Trente années d'amitié et de BD
Un ouvrage passionnant retrace l'aventure artistique commune de Pajak, Noyau et Mix & Remix
EMMANUEL BIANCHI
info@lacote.ch
La scène se déroule chez Frédéric Pajak à Lausanne à la fin des années 1980. Yves Nussbaum, dit Noyau, un jeune dessinateur originaire de Neuchâtel, vient le rencontrer, déterminé à collaborer à son "hebdomadaire satirique" "La Nuit". On prépare un couscous en son honneur. On convie des potes, parmi lesquels Philippe Becquelin (Mix & Remix). L'invité débarque enfin, met les pieds sous la table et se défoule aussitôt sur son hôte pour ne plus s'arrêter. De cette soirée à couteaux tirés, une amitié durable naît qui verra, durant plus de trente ans, trois créateurs rétifs à l'autorité collaborer ou lancer ensemble plusieurs titres de presse indépendants.
Résistance
A-t-on oublié ce que les années 1980 ont symbolisé pour les médias, comme pour les arts populaires, partout en Occident? "L'instant où l'industrie et la culture se mettent à marcher ensemble, main dans la main", selon le philosophe français Alain Badiou.
Notamment incarnée par la naissance de la chaîne américaine MTV, cette uniformisation des goûts se double alors d'une neutralité de ton, sinon d'une absence d'audace dont la presse généraliste fait les frais tant en Suisse que dans l'Hexagone. Le mot "formatage" entre alors dans les lexiques. A ce triomphe du nivellement des esprits par le bas, certains opposent néanmoins une résistance.
"La presse meurt? Vivent les journaux!", claironnent ainsi le trio Pajak, Mix & Remix et Noyau - bientôt rejoints par Anna Sommer. Le dessin est alors leur métier. Le non-sens, leur grammaire. La rébellion, leur ADN. Créateurs capables de peindre à l'huile comme de noircir des graffitis, ils se tiennent chacun prudemment loin des cercles artistiques. Littéraires, mais pas journalistes, le monde éditorial "homologué" les rebute. Dadas ou punks dans l'âme, héritiers malgré eux de la "free press" britannique des sixties, ils créent bientôt leurs propres journaux avec des bouts de ficelles: après "La Nuit", apparu en 1986, naît ainsi "Good Boy" que distribue la radio Couleur 3, puis "L'Eternité hebdomadaire" (1994) dont certains numéros sont conçus dans le beffroi de la cathédrale de Lausanne. Mix & Remix y étant alors... veilleur!
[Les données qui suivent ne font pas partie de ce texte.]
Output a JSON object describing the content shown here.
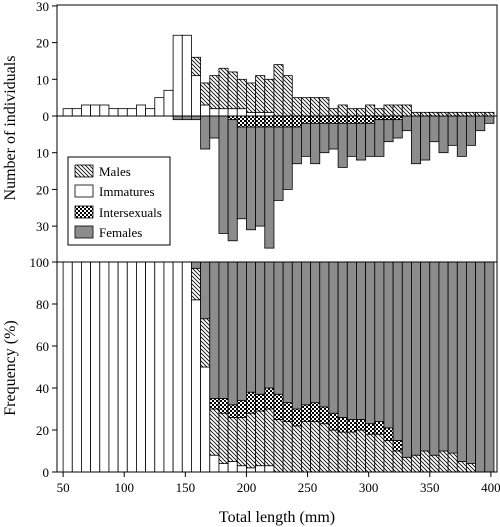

De Zurich à Lausanne ou Paris, les dessins circulent par courrier postal. On les découvre ensuite imprimés sur du papier journal ou de prospectus, dans des formats démesurés ou minuscules. Ça marche? Leurs auteurs s'en moquent. C'est qu'un idéal les porte: offrir au grand public des dessins et des textes réservés à des amateurs éclairés. "Imprimer des oeuvres durables sur un support éphémère." Et, au passage, réformer en profondeur le métier de dessinateur de presse.
Enfance durable
" C'était notre enfance , déclare Frédéric Pajak. Elle a duré au moins trente ans. " Affaire de potes, ménage artistique à trois, itinéraire créatif commun absolument singulier: l'aventure chaotique vécue par les "3 Suisses" se découvre aujourd'hui à travers ces "Etoiles souterraines". Un copieux ouvrage au tonnage impressionnant qui, en 528 pages, conte un désordre créateur d'une liberté déchirante. Déchirante parce qu'entre reproductions de cartoons, de strips, de bandes dessinées ou de photoromans, cette publication nous fait mesurer combien presse ne rime plus que si peu aujourd'hui avec opinion, hauteur et cran - on n'ose à peine écrire "vision".
Humour acéré
Féroce souvent, lucide toujours, la bande offrait alors à travers ses expérimentations et titres successifs ("Culte", "L'Imbécile de Paris" et "9 Semaines avant l'élection") une mesure brusque, peut-être, mais pleinement consciente de leur temps. Visionnaire, même! A l'image de ce sketch, "La Reine des Suisses: un problème", signé Pajak et publié dans le magazine "Voir" en 1988: La "Reine des Suisses" s'ennuie sur son trône. Un valet soudain la prévient: "Majesté, des réfugiés sont aux portes du royaume." La monarque ignore de quoi il s'agit. On lui explique: "Ce sont des étrangers qui ont quitté leur pays. Ils réclament refuge chez vous." De mauvaise grâce, la Reine vient les trouver, demandant ce qu'ils désirent. "L'asile politique!" Elle les balaye d'un souffle. Les réfugiés disparaissent pour, un instant plus tard, réapparaître grouillant autour d'elle, comme un essaim de mouches. La Reine: "Mince, un fléau humanitaire".